Directed by Serge Ou and produced by Veronica Fury (Electric Boogaloo: The WildUntold Story of Cannon Films, MIFF Premiere Fund 2014), Iron Fists & Kung Fu Kicks features Bruce Lee, Jackie Chan, Cheng Pei-pei, Cynthia Rothrock, Jessica Henwick and Australian stuntman Richard Norton (Mad Max: Fury Road), in a sweeping kick of action-packed moviemaking mayhem that uncovers how Kung Fu movies spread from Hong Kong to Hollywood.

Deadpan to its core, A Family is an offbeat comedy that ventures into the home of a lonely man who hires actors to play his parents, brother and sister. The feature-film debut from MIFF Accelerator Lab alumnus Jayden Stevens (Between Trees, MIFF 2014), A Family is set and shot in Ukraine with a Ukrainian cast, producing an Australian film with a decidedly East European bent to its humour, a kind of low-key derangement that grows funnier as it gets weirder.

Rounding out this year’s group of Premiere Fund films is director John Sheedy’s H is for Happiness. The story of a relentlessly optimistic and hilariously forthright girl who hatches a variety of outlandish schemes to make her fractured family happy again.

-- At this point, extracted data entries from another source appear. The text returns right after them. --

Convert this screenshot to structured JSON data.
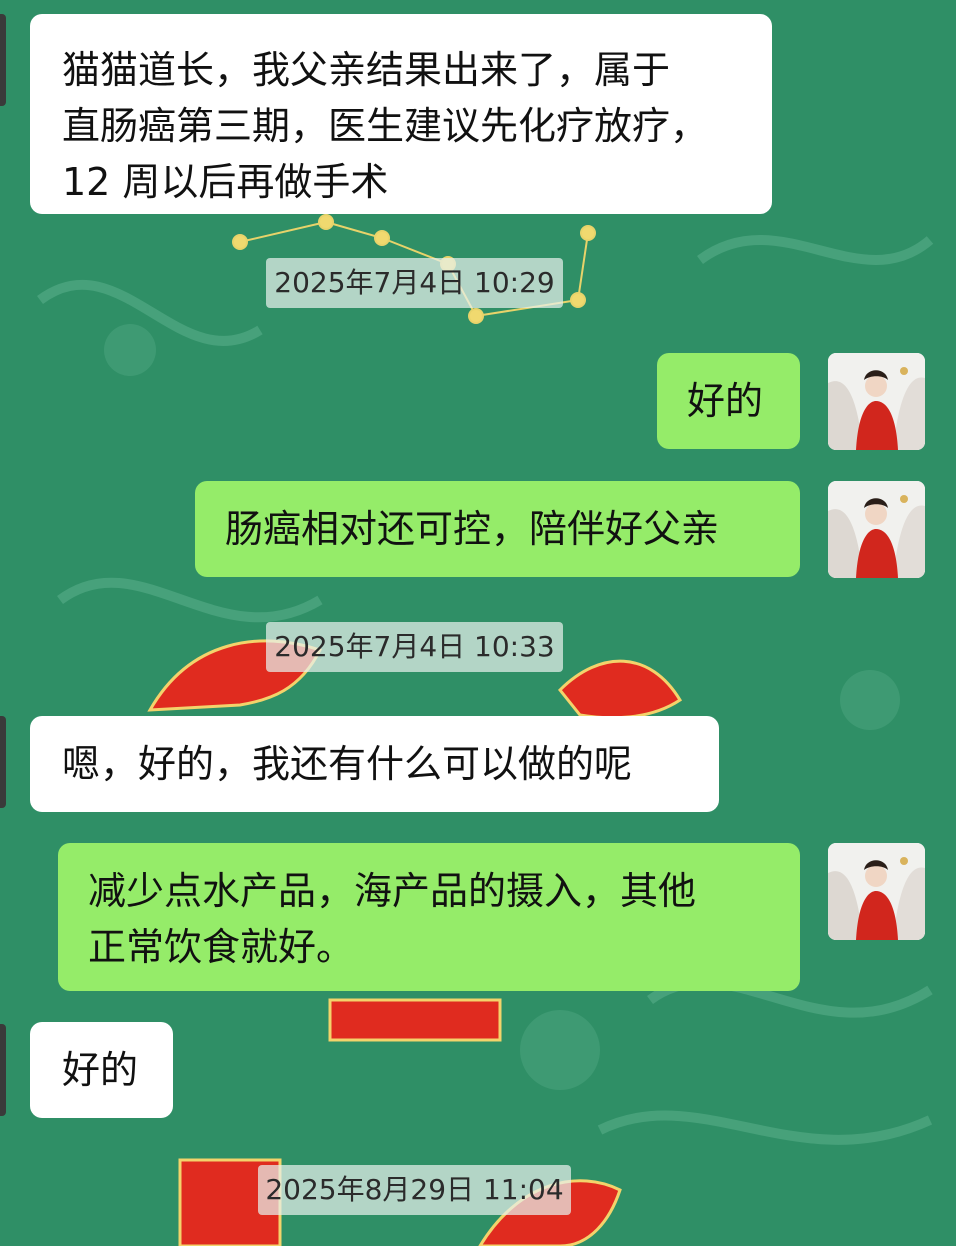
{
  "chat": {
    "messages": [
      {
        "side": "incoming",
        "text": "猫猫道长，我父亲结果出来了，属于\n直肠癌第三期，医生建议先化疗放疗，\n12 周以后再做手术"
      },
      {
        "side": "outgoing",
        "text": "好的"
      },
      {
        "side": "outgoing",
        "text": "肠癌相对还可控，陪伴好父亲"
      },
      {
        "side": "incoming",
        "text": "嗯，好的，我还有什么可以做的呢"
      },
      {
        "side": "outgoing",
        "text": "减少点水产品，海产品的摄入，其他\n正常饮食就好。"
      },
      {
        "side": "incoming",
        "text": "好的"
      }
    ],
    "timestamps": [
      "2025年7月4日 10:29",
      "2025年7月4日 10:33",
      "2025年8月29日 11:04"
    ]
  },
  "colors": {
    "background": "#2f8f66",
    "incoming_bubble": "#ffffff",
    "outgoing_bubble": "#95ec69",
    "timestamp_chip": "#e6f0eb"
  }
}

This charming adaptation of award-winning novel My Life as an Alphabet stars Miriam Margolyes (Harry Potter), Emma Booth (Hounds of Love), Richard Roxburgh (Rake), Deborah Mailman (The Sapphires) and Joel Jackson (Jungle) alongside scene-stealing performances by newcomers Daisy Axon and Wesley Patten.

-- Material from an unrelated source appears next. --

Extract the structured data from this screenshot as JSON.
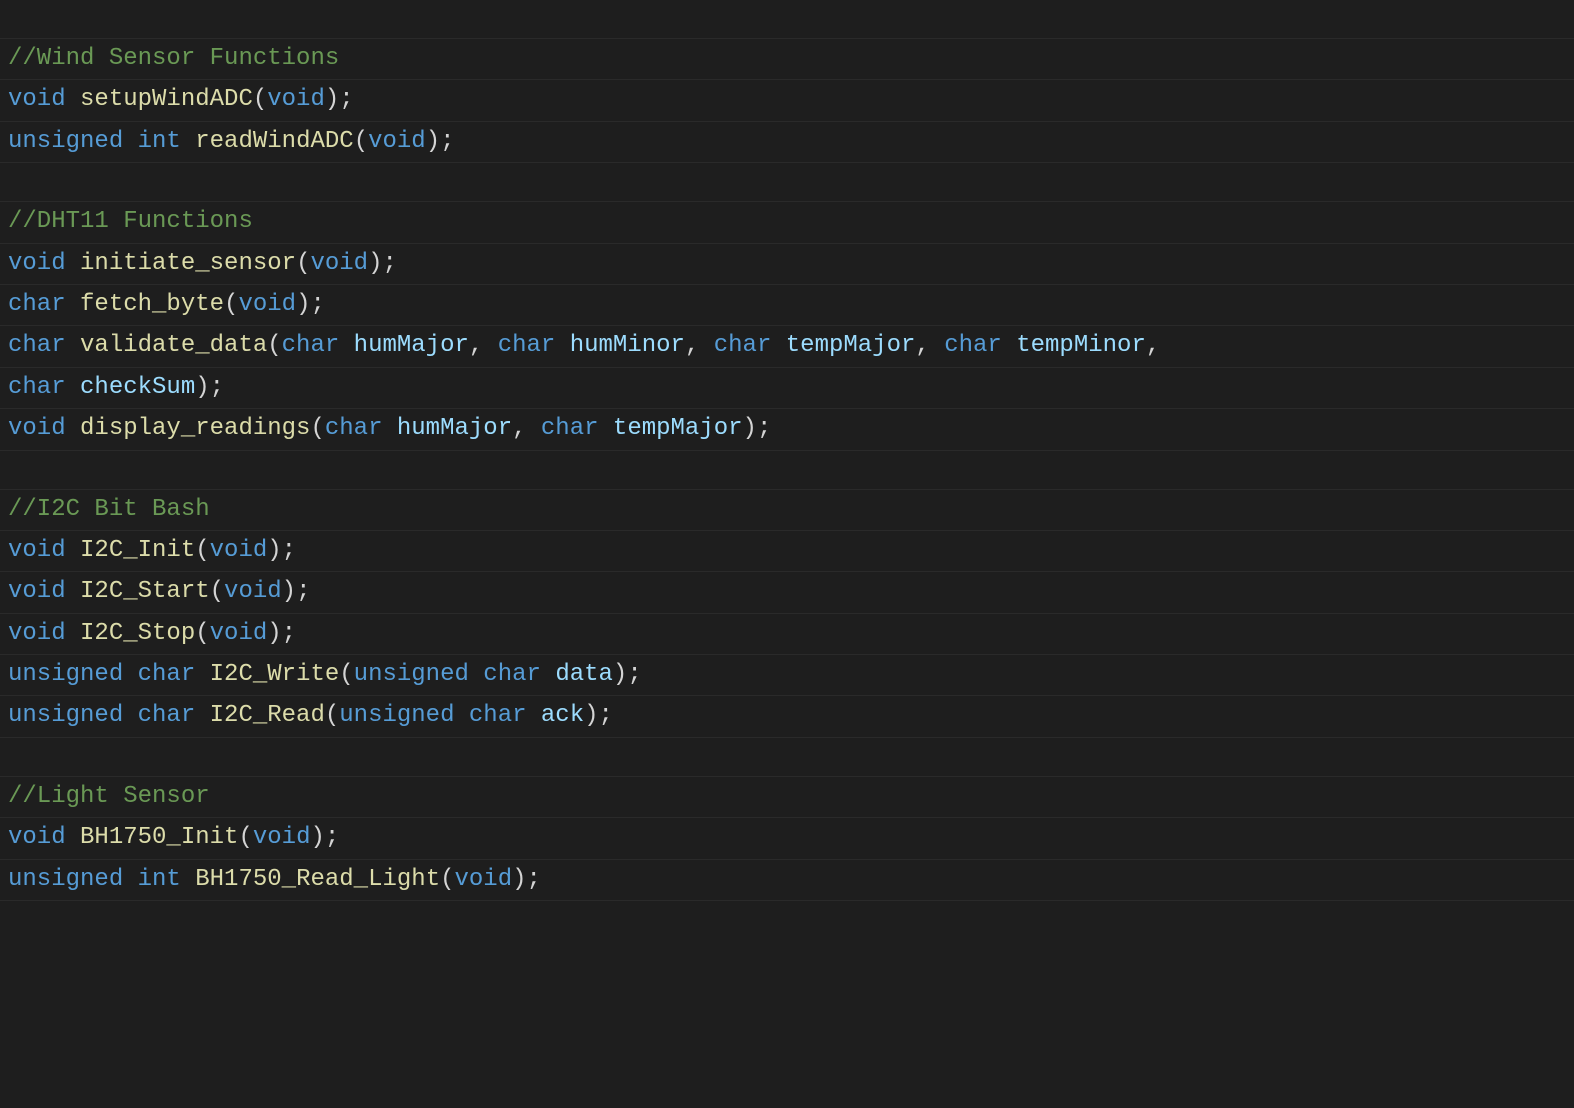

“The Premiere Fund champions stories that need telling and we are so proud of this year’s slate of wonderfully diverse and inclusive premieres,” said MIFF Premiere Fund Executive Producer Mark Woods. “With a record number of films on the slate this year, we take our hats off to the talented filmmakers that we have the privilege of working with and we look forward to the Fund continuing to play its part in supporting quality new Australian cinema.”